Marc Bourlier was born in Saigon in 1947. His youth was spent in Africa, South America and India, in Pondicherry.
In 1975, he decided to become an artist even though he had a professional activity for a long time in parallel. For the last ten years his activity has been 100% artistic. He works with driftwood chosen on a pebble beach in Normandy. These pieces of wood are sanded, sculpted by water and stone. They come from nowhere and everywhere.
His artistic path has been determined by two emotional shocks and two decisive encounters…
A box of pastels leads him to his first exhibition
In the early 1970s, while working as a cameraman in Tunisia, he found a box of 70 pastels in the house he rented. These pastels gave him a huge emotional shock. As a purely self-taught artist, he began to draw and soon afterwards held his first exhibition at the Goethe Institute in Tunis.
The gallerist Iris Clert as pygmalion
Without any artistic training or culture, Marc Bourlier is looking for his way in painting and drawing. He probably needed a decisive encounter, which took place in the person of Iris Clert, the great Greek-French gallery owner. She criticized him, supported him and pushed him.
From the School of Paris to Normandy seaside
While he is a recognised artist of the Ecole de Paris, he is contacted in 1995 by the Director of the Poissy hospital. The latter ordered 400 painted pebbles from him.
He then went to look for the pebbles on a beach in Normandy and discovered pieces of driftwood. It was a second emotional shock that overwhelmed him.
He then worked to create a new artistic universe from these pieces of wood from elsewhere. He showed his creations to the gallery owner Béatrice Soulié and this was the beginning of a second decisive collaboration that has lasted for over twenty years.
Gravity and amazement with universal resonance
In the past, Marc Bourlier has worked with urban pictograms, stains or pebbles. These forms that impose themselves on him have always inspired him. The same magic works with driftwood. “It is the medium that sends me a message and my job is to make this message real.”

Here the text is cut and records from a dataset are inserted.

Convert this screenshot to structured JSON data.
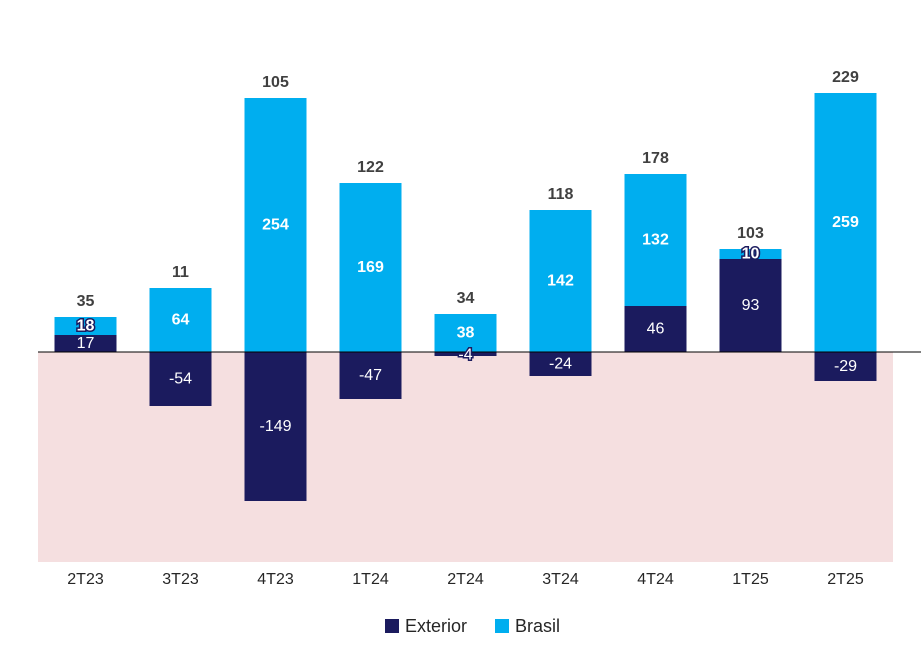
{
  "chart_data": {
    "type": "bar",
    "stacked": true,
    "categories": [
      "2T23",
      "3T23",
      "4T23",
      "1T24",
      "2T24",
      "3T24",
      "4T24",
      "1T25",
      "2T25"
    ],
    "series": [
      {
        "name": "Exterior",
        "values": [
          17,
          -54,
          -149,
          -47,
          -4,
          -24,
          46,
          93,
          -29
        ],
        "color": "#1b1b5e"
      },
      {
        "name": "Brasil",
        "values": [
          18,
          64,
          254,
          169,
          38,
          142,
          132,
          10,
          259
        ],
        "color": "#00aeef"
      }
    ],
    "totals": [
      35,
      11,
      105,
      122,
      34,
      118,
      178,
      103,
      229
    ],
    "ylim": [
      -210,
      280
    ],
    "negative_region_color": "#f5dfe0",
    "legend": {
      "position": "bottom",
      "entries": [
        "Exterior",
        "Brasil"
      ]
    }
  }
}
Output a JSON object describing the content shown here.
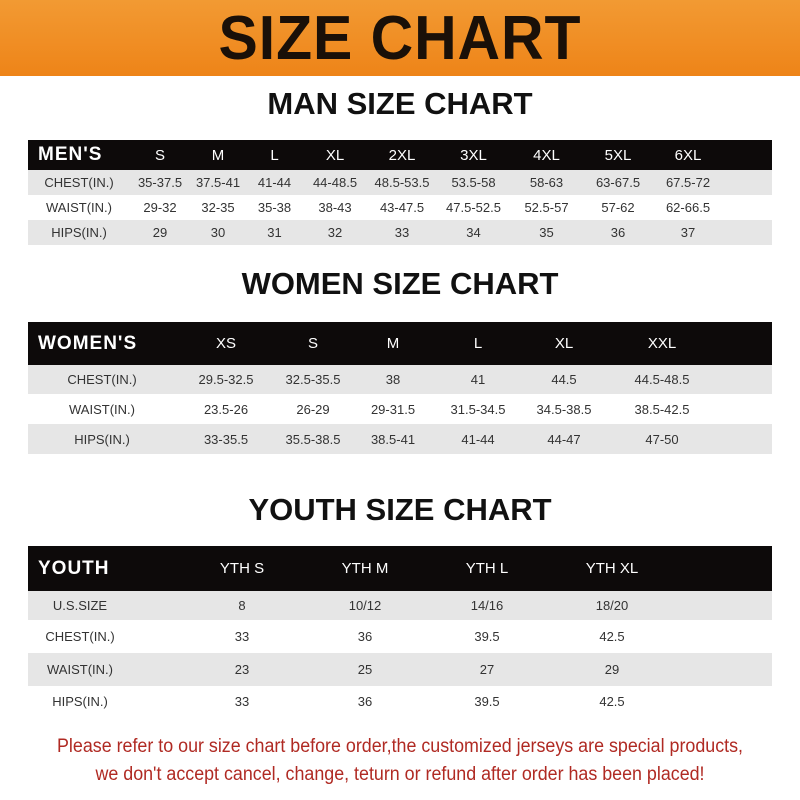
{
  "banner": {
    "title": "SIZE CHART",
    "color": "#ee8418"
  },
  "men": {
    "title": "MAN SIZE CHART",
    "header": [
      "MEN'S",
      "S",
      "M",
      "L",
      "XL",
      "2XL",
      "3XL",
      "4XL",
      "5XL",
      "6XL"
    ],
    "rows": [
      [
        "CHEST(IN.)",
        "35-37.5",
        "37.5-41",
        "41-44",
        "44-48.5",
        "48.5-53.5",
        "53.5-58",
        "58-63",
        "63-67.5",
        "67.5-72"
      ],
      [
        "WAIST(IN.)",
        "29-32",
        "32-35",
        "35-38",
        "38-43",
        "43-47.5",
        "47.5-52.5",
        "52.5-57",
        "57-62",
        "62-66.5"
      ],
      [
        "HIPS(IN.)",
        "29",
        "30",
        "31",
        "32",
        "33",
        "34",
        "35",
        "36",
        "37"
      ]
    ]
  },
  "women": {
    "title": "WOMEN SIZE CHART",
    "header": [
      "WOMEN'S",
      "XS",
      "S",
      "M",
      "L",
      "XL",
      "XXL"
    ],
    "rows": [
      [
        "CHEST(IN.)",
        "29.5-32.5",
        "32.5-35.5",
        "38",
        "41",
        "44.5",
        "44.5-48.5"
      ],
      [
        "WAIST(IN.)",
        "23.5-26",
        "26-29",
        "29-31.5",
        "31.5-34.5",
        "34.5-38.5",
        "38.5-42.5"
      ],
      [
        "HIPS(IN.)",
        "33-35.5",
        "35.5-38.5",
        "38.5-41",
        "41-44",
        "44-47",
        "47-50"
      ]
    ]
  },
  "youth": {
    "title": "YOUTH SIZE CHART",
    "header": [
      "YOUTH",
      "YTH S",
      "YTH M",
      "YTH L",
      "YTH XL"
    ],
    "rows": [
      [
        "U.S.SIZE",
        "8",
        "10/12",
        "14/16",
        "18/20"
      ],
      [
        "CHEST(IN.)",
        "33",
        "36",
        "39.5",
        "42.5"
      ],
      [
        "WAIST(IN.)",
        "23",
        "25",
        "27",
        "29"
      ],
      [
        "HIPS(IN.)",
        "33",
        "36",
        "39.5",
        "42.5"
      ]
    ]
  },
  "footer": {
    "line1": "Please refer to our size chart before order,the customized jerseys are special products,",
    "line2": "we don't accept cancel, change, teturn or refund after order has been placed!",
    "color": "#b02a23"
  }
}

Multitudes like Sanfourche and sometimes loners
Marc Bourlier’s driftwood compositions are very diverse: unframed or framed, solitary or groups.

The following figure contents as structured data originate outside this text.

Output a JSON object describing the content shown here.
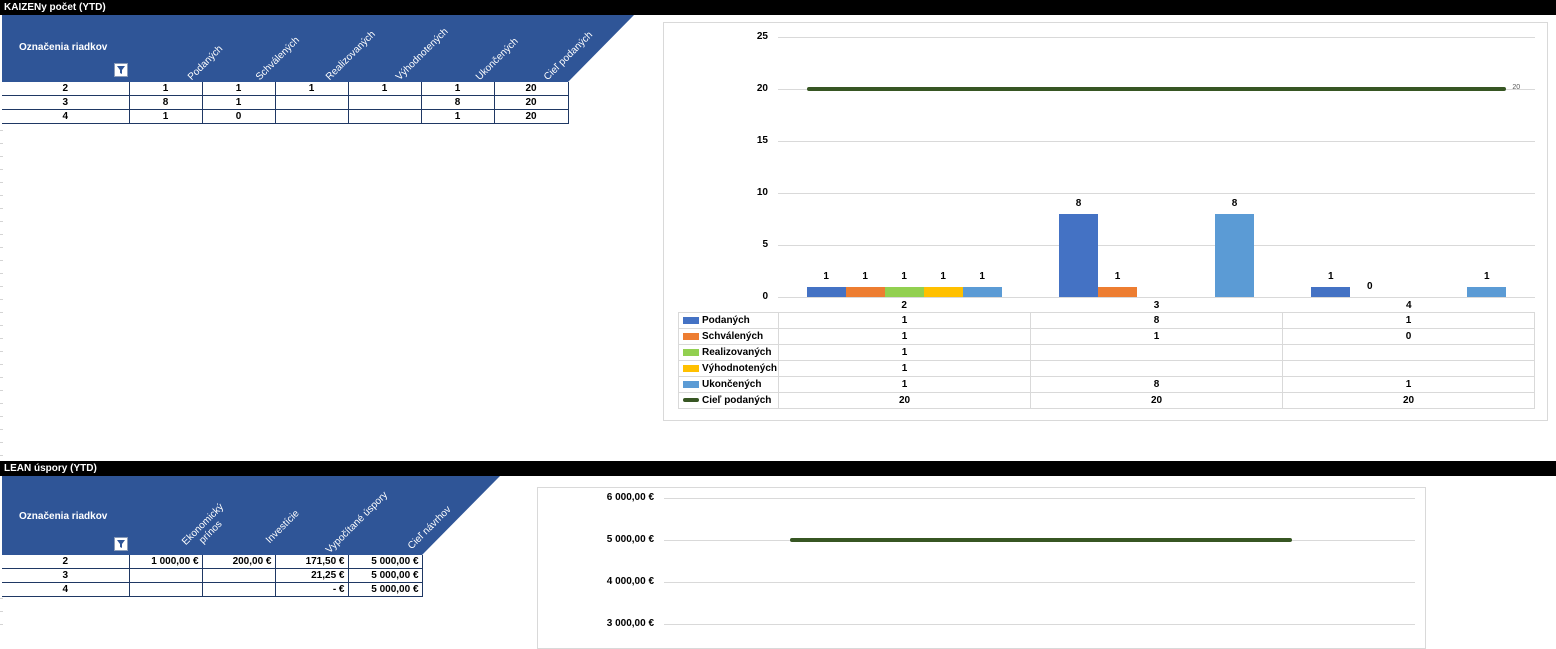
{
  "kaizen": {
    "title": "KAIZENy počet (YTD)",
    "row_label_header": "Označenia riadkov",
    "columns": [
      "Podaných",
      "Schválených",
      "Realizovaných",
      "Výhodnotených",
      "Ukončených",
      "Cieľ podaných"
    ],
    "rows": [
      [
        "2",
        "1",
        "1",
        "1",
        "1",
        "1",
        "20"
      ],
      [
        "3",
        "8",
        "1",
        "",
        "",
        "8",
        "20"
      ],
      [
        "4",
        "1",
        "0",
        "",
        "",
        "1",
        "20"
      ]
    ]
  },
  "lean": {
    "title": "LEAN úspory (YTD)",
    "row_label_header": "Označenia riadkov",
    "columns": [
      "Ekonomický prínos",
      "Investície",
      "Vypočítané úspory",
      "Cieľ návrhov"
    ],
    "rows": [
      [
        "2",
        "1 000,00 €",
        "200,00 €",
        "171,50 €",
        "5 000,00 €"
      ],
      [
        "3",
        "",
        "",
        "21,25 €",
        "5 000,00 €"
      ],
      [
        "4",
        "",
        "",
        "-    €",
        "5 000,00 €"
      ]
    ]
  },
  "chart_data": [
    {
      "type": "bar",
      "categories": [
        "2",
        "3",
        "4"
      ],
      "ylim": [
        0,
        25
      ],
      "yticks": [
        "0",
        "5",
        "10",
        "15",
        "20",
        "25"
      ],
      "series": [
        {
          "name": "Podaných",
          "color": "#4472c4",
          "values": [
            1,
            8,
            1
          ]
        },
        {
          "name": "Schválených",
          "color": "#ed7d31",
          "values": [
            1,
            1,
            0
          ]
        },
        {
          "name": "Realizovaných",
          "color": "#92d050",
          "values": [
            1,
            null,
            null
          ]
        },
        {
          "name": "Výhodnotených",
          "color": "#ffc000",
          "values": [
            1,
            null,
            null
          ]
        },
        {
          "name": "Ukončených",
          "color": "#5b9bd5",
          "values": [
            1,
            8,
            1
          ]
        },
        {
          "name": "Cieľ podaných",
          "color": "#375623",
          "values": [
            20,
            20,
            20
          ],
          "render": "line"
        }
      ],
      "data_table": {
        "categories": [
          "2",
          "3",
          "4"
        ],
        "rows": [
          {
            "name": "Podaných",
            "values": [
              "1",
              "8",
              "1"
            ]
          },
          {
            "name": "Schválených",
            "values": [
              "1",
              "1",
              "0"
            ]
          },
          {
            "name": "Realizovaných",
            "values": [
              "1",
              "",
              ""
            ]
          },
          {
            "name": "Výhodnotených",
            "values": [
              "1",
              "",
              ""
            ]
          },
          {
            "name": "Ukončených",
            "values": [
              "1",
              "8",
              "1"
            ]
          },
          {
            "name": "Cieľ podaných",
            "values": [
              "20",
              "20",
              "20"
            ]
          }
        ]
      },
      "line_end_label": "20",
      "grid": true
    },
    {
      "type": "line",
      "yticks": [
        "6 000,00 €",
        "5 000,00 €",
        "4 000,00 €",
        "3 000,00 €"
      ],
      "series": [
        {
          "color": "#375623",
          "values": [
            5000,
            5000,
            5000
          ]
        }
      ],
      "grid": true
    }
  ],
  "icons": {
    "filter": "filter-icon"
  }
}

Sometimes the artist paints his frames and the bottoms of the boxes with a multitude of small faces that may remind one of Jean-Joseph Sanfourche, but more serious. Indeed, there is gravity and sometimes even stupefaction in the faces created by Marc Bourlier.

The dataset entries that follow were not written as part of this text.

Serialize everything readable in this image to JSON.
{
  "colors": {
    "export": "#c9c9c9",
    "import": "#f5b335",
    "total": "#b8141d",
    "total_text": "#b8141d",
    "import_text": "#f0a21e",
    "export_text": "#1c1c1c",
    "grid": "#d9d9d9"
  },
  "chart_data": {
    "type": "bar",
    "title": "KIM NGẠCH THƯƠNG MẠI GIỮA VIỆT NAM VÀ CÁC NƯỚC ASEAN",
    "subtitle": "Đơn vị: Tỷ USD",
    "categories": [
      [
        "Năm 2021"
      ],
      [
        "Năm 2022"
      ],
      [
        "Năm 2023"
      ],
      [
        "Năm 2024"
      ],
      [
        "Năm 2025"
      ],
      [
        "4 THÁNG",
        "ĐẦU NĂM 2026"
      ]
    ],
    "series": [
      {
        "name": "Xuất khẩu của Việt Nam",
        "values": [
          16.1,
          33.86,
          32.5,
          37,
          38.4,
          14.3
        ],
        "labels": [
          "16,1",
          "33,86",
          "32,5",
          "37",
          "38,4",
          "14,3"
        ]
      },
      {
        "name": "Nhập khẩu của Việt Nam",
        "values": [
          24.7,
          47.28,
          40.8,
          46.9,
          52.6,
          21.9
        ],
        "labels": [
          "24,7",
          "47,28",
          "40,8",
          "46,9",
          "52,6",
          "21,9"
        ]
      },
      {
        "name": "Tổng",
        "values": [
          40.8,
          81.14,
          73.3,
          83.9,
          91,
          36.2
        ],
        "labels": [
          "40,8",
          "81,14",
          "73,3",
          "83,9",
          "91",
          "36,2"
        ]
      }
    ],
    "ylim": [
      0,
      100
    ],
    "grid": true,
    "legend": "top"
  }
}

Sometimes, when he finds a piece that inspires him as such, he can create a “solitaire”. He can also incorporate metal pieces into his creations : a metal plate, a piece of an old lock…
Let's be carried away by the form and the material
The artist takes care to leave those who discover his creations the greatest possible freedom of interpretation. “A work, in my opinion, is made to live by itself”.
Thus, he avoids explaining his works so as not to confine them. He likes to listen to people’s comments on his creations. Often these comments are influenced by their life experiences. Jews have told him that they see images of the Holocaust in his driftwood, Vietnamese images of the boat people, Christians religious images… The artist, who has lived on four continents, feeds off the world and speaks to the world.
During the lockdown, the artist created a series of drawings with a multitude of faces or characters. Each plate is entitled with the number of the day of the confinement.
This is further proof that although artistic and cultural life was stopped, artists never stopped creating. Marc Bourlier has reinvented himself, as he has done many times in his artistic career.